The RTC Committee will present the last of the Fall Colloquium Series this Wednesday, 12/05 at 1RTC Colloquium #3:00 pm in Walker 109. Dr Ramon Fonkoué will present a paper entitled “The Injunction to Forget: State Engineering of Collective Memory in Postcolonial Cameroon,” adapted from a chapter in his forthcoming book on nation building in Cameroon.

This paper will address the post-colonial state’s attempts to impose a sanitized version of the history of the country’s anti-colonial struggle, the resulting lack of potent symbols for the nascent nation, and the manifestations of the people’s “dissident knowledge.”

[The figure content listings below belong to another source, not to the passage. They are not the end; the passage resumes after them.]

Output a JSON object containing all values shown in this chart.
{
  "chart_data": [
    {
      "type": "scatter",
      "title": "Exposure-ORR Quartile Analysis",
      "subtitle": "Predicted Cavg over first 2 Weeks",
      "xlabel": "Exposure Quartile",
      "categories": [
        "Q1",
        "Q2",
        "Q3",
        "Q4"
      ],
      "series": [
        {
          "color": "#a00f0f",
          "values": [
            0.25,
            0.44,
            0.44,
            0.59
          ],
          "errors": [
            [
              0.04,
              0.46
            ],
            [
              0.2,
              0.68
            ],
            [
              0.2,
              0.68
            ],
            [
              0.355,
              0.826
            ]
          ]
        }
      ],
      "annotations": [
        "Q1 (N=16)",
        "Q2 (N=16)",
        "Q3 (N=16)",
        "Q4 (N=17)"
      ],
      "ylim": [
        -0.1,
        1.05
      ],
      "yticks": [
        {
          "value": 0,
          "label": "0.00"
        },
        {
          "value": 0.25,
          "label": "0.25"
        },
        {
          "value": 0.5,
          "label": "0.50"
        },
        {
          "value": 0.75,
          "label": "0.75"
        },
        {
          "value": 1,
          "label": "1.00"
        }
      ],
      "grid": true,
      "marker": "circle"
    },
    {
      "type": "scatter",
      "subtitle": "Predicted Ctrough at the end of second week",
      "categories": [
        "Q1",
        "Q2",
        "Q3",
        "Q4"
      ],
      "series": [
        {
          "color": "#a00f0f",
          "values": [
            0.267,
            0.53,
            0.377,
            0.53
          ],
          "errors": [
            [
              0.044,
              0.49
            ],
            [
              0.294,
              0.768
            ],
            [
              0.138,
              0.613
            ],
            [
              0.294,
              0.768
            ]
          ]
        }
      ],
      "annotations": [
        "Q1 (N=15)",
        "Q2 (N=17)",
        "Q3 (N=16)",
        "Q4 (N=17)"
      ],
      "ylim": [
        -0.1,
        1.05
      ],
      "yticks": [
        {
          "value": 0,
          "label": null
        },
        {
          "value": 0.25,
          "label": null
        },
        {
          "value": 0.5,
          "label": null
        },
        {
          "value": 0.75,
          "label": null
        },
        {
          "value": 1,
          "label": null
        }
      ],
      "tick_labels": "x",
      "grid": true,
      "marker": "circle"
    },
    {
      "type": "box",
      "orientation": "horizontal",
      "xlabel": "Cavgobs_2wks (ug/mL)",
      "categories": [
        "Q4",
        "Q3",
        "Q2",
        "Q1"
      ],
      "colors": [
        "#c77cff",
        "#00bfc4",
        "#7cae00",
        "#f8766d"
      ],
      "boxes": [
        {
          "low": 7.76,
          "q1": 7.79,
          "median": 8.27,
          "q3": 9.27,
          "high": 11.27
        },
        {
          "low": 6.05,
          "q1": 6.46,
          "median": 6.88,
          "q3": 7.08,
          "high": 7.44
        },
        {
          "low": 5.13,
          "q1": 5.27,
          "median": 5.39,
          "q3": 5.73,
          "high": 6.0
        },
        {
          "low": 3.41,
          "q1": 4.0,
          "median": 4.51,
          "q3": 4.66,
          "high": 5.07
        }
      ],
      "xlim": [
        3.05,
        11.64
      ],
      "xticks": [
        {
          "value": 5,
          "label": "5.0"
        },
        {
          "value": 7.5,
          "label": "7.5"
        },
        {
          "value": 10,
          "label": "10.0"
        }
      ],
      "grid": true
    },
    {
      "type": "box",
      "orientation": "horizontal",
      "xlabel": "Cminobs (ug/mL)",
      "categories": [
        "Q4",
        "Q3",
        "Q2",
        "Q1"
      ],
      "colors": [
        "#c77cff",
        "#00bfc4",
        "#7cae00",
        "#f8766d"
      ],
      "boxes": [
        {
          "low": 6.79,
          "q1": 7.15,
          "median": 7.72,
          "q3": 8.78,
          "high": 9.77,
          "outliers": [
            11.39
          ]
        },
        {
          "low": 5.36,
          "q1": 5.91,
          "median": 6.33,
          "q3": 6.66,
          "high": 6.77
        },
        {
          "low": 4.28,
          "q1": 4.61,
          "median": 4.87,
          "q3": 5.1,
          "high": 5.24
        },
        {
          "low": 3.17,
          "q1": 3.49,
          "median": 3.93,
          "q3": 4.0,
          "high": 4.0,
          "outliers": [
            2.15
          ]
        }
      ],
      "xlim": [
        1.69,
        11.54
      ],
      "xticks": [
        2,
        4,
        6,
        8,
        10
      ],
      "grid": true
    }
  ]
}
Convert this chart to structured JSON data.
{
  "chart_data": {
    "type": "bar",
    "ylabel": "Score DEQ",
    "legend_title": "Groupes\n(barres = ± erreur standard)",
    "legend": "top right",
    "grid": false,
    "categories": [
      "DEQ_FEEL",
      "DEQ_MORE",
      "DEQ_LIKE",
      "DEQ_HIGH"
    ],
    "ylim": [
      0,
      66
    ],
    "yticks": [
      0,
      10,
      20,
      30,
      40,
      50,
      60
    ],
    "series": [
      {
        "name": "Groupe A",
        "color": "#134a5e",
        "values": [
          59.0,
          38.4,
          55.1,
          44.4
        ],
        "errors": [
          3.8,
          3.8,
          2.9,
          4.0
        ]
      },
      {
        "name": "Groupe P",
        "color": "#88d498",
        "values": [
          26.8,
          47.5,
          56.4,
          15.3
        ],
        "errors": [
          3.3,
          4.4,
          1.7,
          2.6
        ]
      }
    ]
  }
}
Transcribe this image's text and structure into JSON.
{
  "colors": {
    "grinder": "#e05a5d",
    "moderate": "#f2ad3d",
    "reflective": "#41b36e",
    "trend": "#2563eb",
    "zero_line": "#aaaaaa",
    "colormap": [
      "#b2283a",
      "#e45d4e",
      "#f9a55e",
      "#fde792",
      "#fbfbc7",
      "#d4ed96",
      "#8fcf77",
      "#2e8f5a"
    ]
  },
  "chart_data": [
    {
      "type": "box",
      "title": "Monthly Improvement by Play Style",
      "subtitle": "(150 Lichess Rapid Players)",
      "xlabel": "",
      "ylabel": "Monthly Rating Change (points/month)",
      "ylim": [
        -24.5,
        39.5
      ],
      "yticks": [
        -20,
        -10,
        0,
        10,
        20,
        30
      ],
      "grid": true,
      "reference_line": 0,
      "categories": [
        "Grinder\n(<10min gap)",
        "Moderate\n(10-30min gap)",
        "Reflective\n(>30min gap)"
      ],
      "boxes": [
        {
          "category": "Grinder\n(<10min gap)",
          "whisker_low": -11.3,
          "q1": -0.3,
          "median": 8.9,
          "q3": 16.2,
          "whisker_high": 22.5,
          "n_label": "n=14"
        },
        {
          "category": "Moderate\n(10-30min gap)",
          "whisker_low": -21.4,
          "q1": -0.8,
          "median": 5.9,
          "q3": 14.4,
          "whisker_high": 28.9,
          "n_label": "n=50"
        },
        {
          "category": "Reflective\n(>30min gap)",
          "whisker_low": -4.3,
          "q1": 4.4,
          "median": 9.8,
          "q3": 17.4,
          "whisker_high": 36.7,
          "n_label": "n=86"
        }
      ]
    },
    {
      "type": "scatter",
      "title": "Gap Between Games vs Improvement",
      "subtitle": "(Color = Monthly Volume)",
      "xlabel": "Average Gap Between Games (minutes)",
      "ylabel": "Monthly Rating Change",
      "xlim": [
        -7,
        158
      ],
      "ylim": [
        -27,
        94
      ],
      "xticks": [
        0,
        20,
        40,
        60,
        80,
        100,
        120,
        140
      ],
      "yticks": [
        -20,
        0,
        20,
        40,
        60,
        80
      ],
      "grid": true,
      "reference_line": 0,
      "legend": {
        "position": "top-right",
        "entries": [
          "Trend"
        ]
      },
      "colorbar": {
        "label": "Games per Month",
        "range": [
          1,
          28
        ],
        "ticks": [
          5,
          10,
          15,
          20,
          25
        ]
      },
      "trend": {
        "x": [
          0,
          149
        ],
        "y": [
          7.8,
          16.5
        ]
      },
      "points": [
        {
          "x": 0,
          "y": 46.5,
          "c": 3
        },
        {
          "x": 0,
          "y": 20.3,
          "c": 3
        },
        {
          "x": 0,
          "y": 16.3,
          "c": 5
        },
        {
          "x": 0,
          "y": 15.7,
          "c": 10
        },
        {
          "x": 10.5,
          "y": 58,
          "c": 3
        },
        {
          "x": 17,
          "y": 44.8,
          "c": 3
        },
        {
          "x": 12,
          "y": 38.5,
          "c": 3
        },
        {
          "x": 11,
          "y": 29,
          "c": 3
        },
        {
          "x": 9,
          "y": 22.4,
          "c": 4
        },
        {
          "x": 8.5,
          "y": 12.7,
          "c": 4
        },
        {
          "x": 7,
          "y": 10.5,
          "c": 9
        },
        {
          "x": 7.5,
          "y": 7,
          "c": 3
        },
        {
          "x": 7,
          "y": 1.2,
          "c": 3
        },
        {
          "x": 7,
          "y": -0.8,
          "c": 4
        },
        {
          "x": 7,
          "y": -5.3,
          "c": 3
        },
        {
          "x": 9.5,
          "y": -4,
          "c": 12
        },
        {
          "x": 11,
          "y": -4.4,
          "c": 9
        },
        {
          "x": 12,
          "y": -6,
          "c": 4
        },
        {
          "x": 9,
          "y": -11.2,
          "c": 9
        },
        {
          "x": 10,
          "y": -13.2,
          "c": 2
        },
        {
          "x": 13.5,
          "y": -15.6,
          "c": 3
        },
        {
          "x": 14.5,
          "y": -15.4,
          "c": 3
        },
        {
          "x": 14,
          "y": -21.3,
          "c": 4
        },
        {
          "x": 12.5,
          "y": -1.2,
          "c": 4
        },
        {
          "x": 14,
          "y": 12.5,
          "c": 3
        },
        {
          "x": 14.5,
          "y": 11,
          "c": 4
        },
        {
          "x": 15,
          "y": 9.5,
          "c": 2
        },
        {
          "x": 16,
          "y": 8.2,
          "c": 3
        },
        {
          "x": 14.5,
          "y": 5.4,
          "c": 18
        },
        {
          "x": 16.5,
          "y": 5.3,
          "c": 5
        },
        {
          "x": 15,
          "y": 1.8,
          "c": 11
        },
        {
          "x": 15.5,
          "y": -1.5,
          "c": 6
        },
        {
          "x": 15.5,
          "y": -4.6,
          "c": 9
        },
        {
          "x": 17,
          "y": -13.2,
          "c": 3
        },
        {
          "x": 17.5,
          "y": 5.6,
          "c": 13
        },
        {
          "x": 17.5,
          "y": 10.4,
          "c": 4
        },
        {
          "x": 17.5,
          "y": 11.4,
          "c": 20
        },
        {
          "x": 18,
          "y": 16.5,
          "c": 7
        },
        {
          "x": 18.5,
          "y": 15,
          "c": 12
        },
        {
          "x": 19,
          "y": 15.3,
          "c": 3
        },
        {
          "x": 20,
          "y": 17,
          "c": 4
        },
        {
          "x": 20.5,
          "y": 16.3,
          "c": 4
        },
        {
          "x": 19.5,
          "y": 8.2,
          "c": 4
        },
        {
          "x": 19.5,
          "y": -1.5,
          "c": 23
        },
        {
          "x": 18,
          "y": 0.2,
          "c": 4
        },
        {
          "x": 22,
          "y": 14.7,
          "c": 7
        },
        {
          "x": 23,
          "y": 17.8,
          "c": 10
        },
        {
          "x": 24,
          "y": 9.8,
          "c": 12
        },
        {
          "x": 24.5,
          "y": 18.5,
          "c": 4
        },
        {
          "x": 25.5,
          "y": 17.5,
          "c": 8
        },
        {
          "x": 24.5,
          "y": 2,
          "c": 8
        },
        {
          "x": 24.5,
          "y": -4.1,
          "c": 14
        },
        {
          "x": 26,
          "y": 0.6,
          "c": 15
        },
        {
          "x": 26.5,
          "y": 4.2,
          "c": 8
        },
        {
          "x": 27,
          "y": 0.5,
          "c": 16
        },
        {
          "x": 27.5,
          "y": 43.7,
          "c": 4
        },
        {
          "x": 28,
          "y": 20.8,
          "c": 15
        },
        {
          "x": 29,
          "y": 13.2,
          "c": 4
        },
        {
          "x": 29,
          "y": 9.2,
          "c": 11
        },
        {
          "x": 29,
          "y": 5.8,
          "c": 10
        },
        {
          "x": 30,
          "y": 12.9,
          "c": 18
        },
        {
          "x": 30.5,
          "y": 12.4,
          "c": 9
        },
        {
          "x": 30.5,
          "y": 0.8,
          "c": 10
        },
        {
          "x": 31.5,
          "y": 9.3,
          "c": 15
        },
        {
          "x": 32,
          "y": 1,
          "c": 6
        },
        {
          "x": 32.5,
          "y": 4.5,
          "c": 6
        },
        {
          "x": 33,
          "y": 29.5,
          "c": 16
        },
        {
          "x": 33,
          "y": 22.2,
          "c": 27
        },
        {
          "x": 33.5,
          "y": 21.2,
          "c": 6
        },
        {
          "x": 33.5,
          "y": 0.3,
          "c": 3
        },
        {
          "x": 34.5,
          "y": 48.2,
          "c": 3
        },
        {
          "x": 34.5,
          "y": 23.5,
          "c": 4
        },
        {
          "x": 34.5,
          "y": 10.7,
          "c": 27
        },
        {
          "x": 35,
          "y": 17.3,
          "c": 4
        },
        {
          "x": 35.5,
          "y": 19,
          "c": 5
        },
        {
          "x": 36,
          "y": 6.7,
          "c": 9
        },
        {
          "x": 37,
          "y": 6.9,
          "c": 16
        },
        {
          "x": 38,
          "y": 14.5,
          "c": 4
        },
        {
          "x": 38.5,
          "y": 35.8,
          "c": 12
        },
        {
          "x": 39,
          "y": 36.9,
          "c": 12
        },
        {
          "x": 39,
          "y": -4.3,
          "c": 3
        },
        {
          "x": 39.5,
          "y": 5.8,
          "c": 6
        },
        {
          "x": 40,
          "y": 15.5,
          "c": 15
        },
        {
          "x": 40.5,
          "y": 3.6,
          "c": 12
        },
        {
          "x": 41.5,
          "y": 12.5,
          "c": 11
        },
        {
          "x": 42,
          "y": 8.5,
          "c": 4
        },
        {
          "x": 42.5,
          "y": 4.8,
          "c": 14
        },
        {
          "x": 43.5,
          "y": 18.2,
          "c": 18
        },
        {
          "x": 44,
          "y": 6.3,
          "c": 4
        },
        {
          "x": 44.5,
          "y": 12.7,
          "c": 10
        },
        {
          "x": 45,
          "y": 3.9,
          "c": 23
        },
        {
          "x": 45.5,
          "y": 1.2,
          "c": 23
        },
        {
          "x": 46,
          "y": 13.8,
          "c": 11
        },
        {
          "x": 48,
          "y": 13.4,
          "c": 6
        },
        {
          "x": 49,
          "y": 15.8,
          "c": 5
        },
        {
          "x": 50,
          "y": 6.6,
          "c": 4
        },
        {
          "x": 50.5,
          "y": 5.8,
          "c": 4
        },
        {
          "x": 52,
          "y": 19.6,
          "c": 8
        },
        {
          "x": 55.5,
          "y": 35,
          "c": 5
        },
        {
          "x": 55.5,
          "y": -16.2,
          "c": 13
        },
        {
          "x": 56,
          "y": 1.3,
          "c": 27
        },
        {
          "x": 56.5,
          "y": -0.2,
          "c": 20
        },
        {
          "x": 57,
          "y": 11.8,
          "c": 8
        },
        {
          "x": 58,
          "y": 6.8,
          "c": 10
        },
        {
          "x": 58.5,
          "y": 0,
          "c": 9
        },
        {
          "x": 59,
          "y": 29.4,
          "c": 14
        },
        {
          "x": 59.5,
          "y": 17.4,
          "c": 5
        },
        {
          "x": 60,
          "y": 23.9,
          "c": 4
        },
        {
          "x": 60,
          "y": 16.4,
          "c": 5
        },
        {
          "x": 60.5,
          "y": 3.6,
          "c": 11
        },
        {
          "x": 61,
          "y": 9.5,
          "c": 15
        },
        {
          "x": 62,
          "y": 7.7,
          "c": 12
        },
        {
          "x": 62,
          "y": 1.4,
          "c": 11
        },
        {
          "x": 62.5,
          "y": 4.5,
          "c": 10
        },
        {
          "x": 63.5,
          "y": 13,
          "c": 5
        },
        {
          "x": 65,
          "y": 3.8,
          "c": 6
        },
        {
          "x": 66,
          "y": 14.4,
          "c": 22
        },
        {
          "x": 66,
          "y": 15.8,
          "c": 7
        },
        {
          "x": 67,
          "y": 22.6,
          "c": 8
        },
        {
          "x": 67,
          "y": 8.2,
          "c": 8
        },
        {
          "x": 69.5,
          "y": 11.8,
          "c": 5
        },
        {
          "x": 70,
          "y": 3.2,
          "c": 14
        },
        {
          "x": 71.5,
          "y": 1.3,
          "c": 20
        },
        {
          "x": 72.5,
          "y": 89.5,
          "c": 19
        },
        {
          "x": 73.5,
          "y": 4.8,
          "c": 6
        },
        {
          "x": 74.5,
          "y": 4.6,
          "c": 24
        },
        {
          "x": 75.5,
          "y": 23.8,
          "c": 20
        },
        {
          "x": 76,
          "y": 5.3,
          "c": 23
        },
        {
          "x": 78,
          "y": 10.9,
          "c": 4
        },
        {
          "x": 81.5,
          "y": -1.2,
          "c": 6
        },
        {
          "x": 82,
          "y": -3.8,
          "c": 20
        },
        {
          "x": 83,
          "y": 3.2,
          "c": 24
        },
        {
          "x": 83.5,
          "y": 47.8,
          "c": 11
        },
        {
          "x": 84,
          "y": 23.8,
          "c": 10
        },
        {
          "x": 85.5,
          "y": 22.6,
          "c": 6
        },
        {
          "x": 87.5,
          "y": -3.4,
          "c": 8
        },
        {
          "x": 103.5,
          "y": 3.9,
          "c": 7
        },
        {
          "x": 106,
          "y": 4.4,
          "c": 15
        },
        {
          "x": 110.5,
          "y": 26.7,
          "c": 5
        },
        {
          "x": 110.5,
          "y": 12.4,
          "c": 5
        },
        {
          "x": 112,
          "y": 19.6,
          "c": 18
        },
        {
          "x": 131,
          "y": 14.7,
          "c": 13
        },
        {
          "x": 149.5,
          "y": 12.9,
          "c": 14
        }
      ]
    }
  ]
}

Abstract: Upon gaining independence, the leaders of Cameroon denied the status of martyrs to the nationalists who had paid the ultimate price for their opposition to the colonizer. Deprived of this symbolic capital, the state was condemned to an improbable quest for beacons of the nascent nation. Using Michel Foucault’s concept of “discursive formation,” this presentation investigates the state’s attempts to monopolize historiography in the aftermath of Cameroon’s war of independence. In independent Cameroon, the leaders’ claim to legitimacy was undercut by the people’s “dissident knowledge” about the nation’s “silent” heroes. As a result, political discourse, which is divorced from popular memory about the past, sees its performative power undermined by the impossibility to mourn the nation’s deaths. This paper concludes on artistic expressions of defiance to sanctioned discourse on history.